Hay algo que hace de Fernando Cordero un político muy particular: nadie se llena tanto la boca condenando los vicios políticos de la llamada partidocracia y nadie los ejerce con tanta propiedad y entereza como él.
Es más, a la forma de ejercer la política de Cordero se le debería añadir algo: ningún jefe del Legislativo en los últimos años de la azarosa y rocambolesca historia democrática del Ecuador ha sido tan obsecuente y servicial con el poder Ejecutivo.
Difícil encontrar en la galería del Palacio Legislativo, entre Belletinis, Quintanas, Quevedos, Averroes, Alarcones o Pons, a un jefe del Legislativo con credenciales tan meritorias como para reclamar el derecho de ser un funcionario más del Gobierno.

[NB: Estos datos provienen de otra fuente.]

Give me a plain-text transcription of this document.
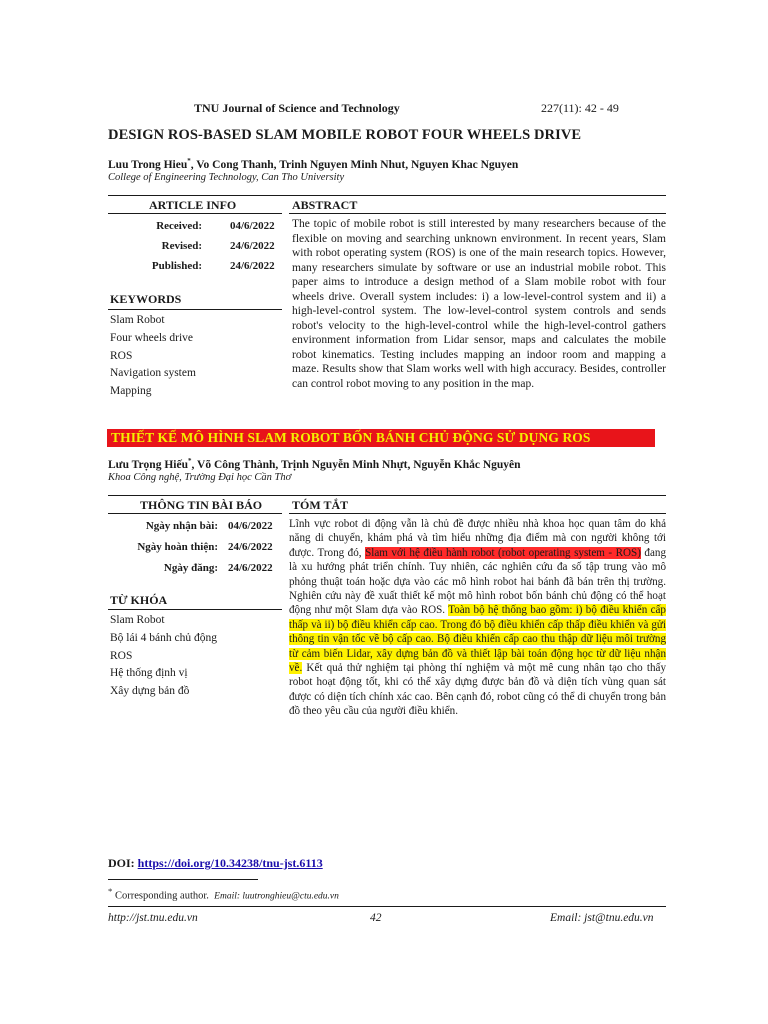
TNU Journal of Science and Technology	227(11): 42 - 49
DESIGN ROS-BASED SLAM MOBILE ROBOT FOUR WHEELS DRIVE
Luu Trong Hieu*, Vo Cong Thanh, Trinh Nguyen Minh Nhut, Nguyen Khac Nguyen
College of Engineering Technology, Can Tho University
ARTICLE INFO	ABSTRACT
Received:	04/6/2022
Revised:	24/6/2022
Published:	24/6/2022
KEYWORDS
Slam Robot
Four wheels drive
ROS
Navigation system
Mapping
The topic of mobile robot is still interested by many researchers because of the flexible on moving and searching unknown environment. In recent years, Slam with robot operating system (ROS) is one of the main research topics. However, many researchers simulate by software or use an industrial mobile robot. This paper aims to introduce a design method of a Slam mobile robot with four wheels drive. Overall system includes: i) a low-level-control system and ii) a high-level-control system. The low-level-control system controls and sends robot's velocity to the high-level-control while the high-level-control gathers environment information from Lidar sensor, maps and calculates the mobile robot kinematics. Testing includes mapping an indoor room and mapping a maze. Results show that Slam works well with high accuracy. Besides, controller can control robot moving to any position in the map.
THIẾT KẾ MÔ HÌNH SLAM ROBOT BỐN BÁNH CHỦ ĐỘNG SỬ DỤNG ROS
Lưu Trọng Hiếu*, Võ Công Thành, Trịnh Nguyễn Minh Nhựt, Nguyễn Khắc Nguyên
Khoa Công nghệ, Trường Đại học Cần Thơ
THÔNG TIN BÀI BÁO TÓM TẮT
Ngày nhận bài: 04/6/2022
Ngày hoàn thiện: 24/6/2022
Ngày đăng: 24/6/2022
TỪ KHÓA
Slam Robot
Bộ lái 4 bánh chủ động
ROS
Hệ thống định vị
Xây dựng bản đồ
Lĩnh vực robot di động vẫn là chủ đề được nhiều nhà khoa học quan tâm do khả năng di chuyển, khám phá và tìm hiểu những địa điểm mà con người không tới được. Trong đó, Slam với hệ điều hành robot (robot operating system - ROS) đang là xu hướng phát triển chính. Tuy nhiên, các nghiên cứu đa số tập trung vào mô phỏng thuật toán hoặc dựa vào các mô hình robot hai bánh đã bán trên thị trường. Nghiên cứu này đề xuất thiết kế một mô hình robot bốn bánh chủ động có thể hoạt động như một Slam dựa vào ROS. Toàn bộ hệ thống bao gồm: i) bộ điều khiển cấp thấp và ii) bộ điều khiển cấp cao. Trong đó bộ điều khiển cấp thấp điều khiển và gửi thông tin vận tốc về bộ cấp cao. Bộ điều khiển cấp cao thu thập dữ liệu môi trường từ cảm biến Lidar, xây dựng bản đồ và thiết lập bài toán động học từ dữ liệu nhận về. Kết quả thử nghiệm tại phòng thí nghiệm và một mê cung nhân tạo cho thấy robot hoạt động tốt, khi có thể xây dựng được bản đồ và diện tích vùng quan sát được có diện tích chính xác cao. Bên cạnh đó, robot cũng có thể di chuyển trong bản đồ theo yêu cầu của người điều khiển.
DOI: https://doi.org/10.34238/tnu-jst.6113
* Corresponding author. Email: luutronghieu@ctu.edu.vn
http://jst.tnu.edu.vn	42	Email: jst@tnu.edu.vn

Su forma de dirigir las sesiones, con una mañita por aquí y otra por allá para alterar el orden del día para bien de los intereses de su Yo El Supremo harían reventar de envidia a aquellos insignes presidentes del antiguo Congreso.
Esa prolijidad para que los más profundos deseos de aquel que se proclamó a todo pulmón Jefe del Estado, entren por el ministerio de la ley hacen de Cordero el más aprovechado alumno de sus antecesores, de aquellos que inspiraron ese grito de “que se vayan todos”.
Pero Cordero ha superado a los grandes maestros de lo que llama partidocracia. Con sus argumentos en contra de la inmunidad parlamentaria de Galo Lara, llenos de razonamientos como el del abuso de un derecho, ha degradado a una de las funciones del Estado a la calidad de una oscura y triste Secretaría de Estado.